Session: Neonatal Hemodynamics and Cardiovascular Medicine 1
200 - Outpatient Cardiology Follow-up Among Extremely Preterm Infants Discharged with a Hemodynamically-Significant Patent Ductus Arteriosus
Friday, April 25, 2025
5:30pm – 7:45pm HST
Publication Number: 200.5654
Valerie Kirtley, Nationwide Children's Hospital, Columbus, OH, United States; Brian Rivera, The Abigail Wexner Research Institute at Nationwide Children's Hospital, Columbus, OH, United States; Lauren Capaci, Nationwide Children's Hospital, Columbus, OH, United States; Lillian Holloway, The Abigail Wexner Research Institute at Nationwide Children's Hospital, Columbus, OH, United States; Carl Backes, Nationwide Children's Hospital, Col, OH, United States
Resident Nationwide Children's Hospital Columbus, Ohio, United States
Background: There are no guidelines regarding best practice for outpatient cardiology follow-up among extremely preterm infants discharged with a patent ductus arteriosus (PDA). Objective: In the absence of national guidelines, we sought to characterize outpatient cardiology follow-up practice patterns among extremely preterm infants (EPIs; < 28 weeks of gestation) with a hemodynamically significant patent ductus arteriosus (HSPDA) at time of initial hospital discharge at a large, pediatric tertiary care center. Design/Methods: We conducted a multicenter, retrospective, observational study of EPIs during 2013 and 2023 and discharged with a HSPDA (defined as minimum ductal size >2.0 mm/kg). We identified the consistency of outpatient cardiology follow-up and need for post-discharge intervention. Results: Two hundred and seventy-nine EPIs were discharged with a persistent PDA (Figure). Among EPIs with persistent PDA at NICU discharge, median gestational age was 25.7 weeks, median birth weight was 805 g, and median duration of hospitalization was 111 days; 157 (56.3%) infants were discharged on oxygen. Ductal size at discharge in most infants was trivial to small (251, 90.0%); 28 (10%) infants had a HSPDA at last known ECHO prior to NICU discharge. The median time (range) between last-known inpatient ECHO and discharge was 64 (2 – 145) days. Among EPIs with HSPDA, 11/28 (39.2%) were scheduled for an outpatient cardiology follow-up, of which all (11/11; 100%) were seen. Of note, 17/28 (60.8%) failed to be scheduled with an outpatient cardiology provider at time of initial discharge. Importantly, among 11 EPIs with HSPDA at initial discharge, 4 (36.3%) required percutaneous closure at a median (range) of 20 (8 -33) postnatal months.
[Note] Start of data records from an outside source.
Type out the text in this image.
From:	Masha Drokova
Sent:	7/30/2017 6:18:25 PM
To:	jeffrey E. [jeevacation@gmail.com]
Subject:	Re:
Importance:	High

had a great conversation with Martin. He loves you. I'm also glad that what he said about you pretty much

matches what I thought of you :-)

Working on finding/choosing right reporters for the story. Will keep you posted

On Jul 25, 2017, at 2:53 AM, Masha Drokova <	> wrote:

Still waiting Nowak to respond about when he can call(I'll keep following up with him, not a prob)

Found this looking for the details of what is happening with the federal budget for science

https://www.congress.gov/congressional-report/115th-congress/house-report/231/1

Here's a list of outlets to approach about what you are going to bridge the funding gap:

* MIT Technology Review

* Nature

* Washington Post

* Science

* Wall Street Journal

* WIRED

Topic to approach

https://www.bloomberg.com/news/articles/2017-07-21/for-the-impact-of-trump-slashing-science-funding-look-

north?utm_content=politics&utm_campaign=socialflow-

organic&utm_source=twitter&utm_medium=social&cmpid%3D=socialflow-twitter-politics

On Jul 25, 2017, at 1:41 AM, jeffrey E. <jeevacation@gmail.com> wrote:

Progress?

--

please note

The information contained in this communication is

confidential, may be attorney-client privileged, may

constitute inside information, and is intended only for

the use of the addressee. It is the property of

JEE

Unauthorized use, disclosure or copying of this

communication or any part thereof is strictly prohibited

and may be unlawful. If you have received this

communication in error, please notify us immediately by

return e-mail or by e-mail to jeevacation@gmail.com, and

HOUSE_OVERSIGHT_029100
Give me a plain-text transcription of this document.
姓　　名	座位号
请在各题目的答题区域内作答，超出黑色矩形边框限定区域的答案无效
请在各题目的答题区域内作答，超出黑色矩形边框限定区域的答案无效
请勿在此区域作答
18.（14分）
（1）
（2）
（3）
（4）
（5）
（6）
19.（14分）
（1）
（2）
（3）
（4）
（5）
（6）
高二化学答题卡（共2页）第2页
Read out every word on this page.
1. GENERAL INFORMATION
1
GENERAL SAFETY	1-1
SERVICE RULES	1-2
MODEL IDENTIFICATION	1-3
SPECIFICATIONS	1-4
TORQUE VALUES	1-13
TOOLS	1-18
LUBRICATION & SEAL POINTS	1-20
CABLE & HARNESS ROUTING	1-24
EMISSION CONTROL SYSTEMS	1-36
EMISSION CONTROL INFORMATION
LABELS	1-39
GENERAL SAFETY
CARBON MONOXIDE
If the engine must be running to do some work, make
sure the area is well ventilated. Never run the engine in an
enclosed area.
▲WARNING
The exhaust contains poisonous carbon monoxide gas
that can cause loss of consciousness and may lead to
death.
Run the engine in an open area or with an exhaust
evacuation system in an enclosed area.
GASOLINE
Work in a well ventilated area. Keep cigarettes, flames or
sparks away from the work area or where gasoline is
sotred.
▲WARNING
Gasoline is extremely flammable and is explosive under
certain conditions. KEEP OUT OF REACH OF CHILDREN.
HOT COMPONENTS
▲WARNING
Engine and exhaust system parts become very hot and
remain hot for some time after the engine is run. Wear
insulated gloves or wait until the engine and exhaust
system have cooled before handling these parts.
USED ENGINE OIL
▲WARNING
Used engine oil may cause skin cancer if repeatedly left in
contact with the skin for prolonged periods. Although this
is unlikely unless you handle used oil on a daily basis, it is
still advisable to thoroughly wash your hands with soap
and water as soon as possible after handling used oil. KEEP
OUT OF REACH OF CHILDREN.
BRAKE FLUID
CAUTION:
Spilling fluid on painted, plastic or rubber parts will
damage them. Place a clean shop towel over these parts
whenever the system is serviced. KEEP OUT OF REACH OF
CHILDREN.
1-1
Conclusion(s): EPIs with HSPDA at time of initial NICU discharge may require outpatient ductal closure. Therefore, efforts to provide systematic and consistent outpatient cardiology follow-up for these higher risk infants is greatly needed.
Figure Flowchart showing follow-up incidence and outcomes among 28 extremely preterm infants with a hemodynamically significant patent ductus arteriosus on last-known echocardiogram prior to discharge.
Figure Flowchart showing follow-up incidence and outcomes among 28 extremely preterm infants with a hemodynamically significant patent ductus arteriosus on last-known echocardiogram prior to discharge.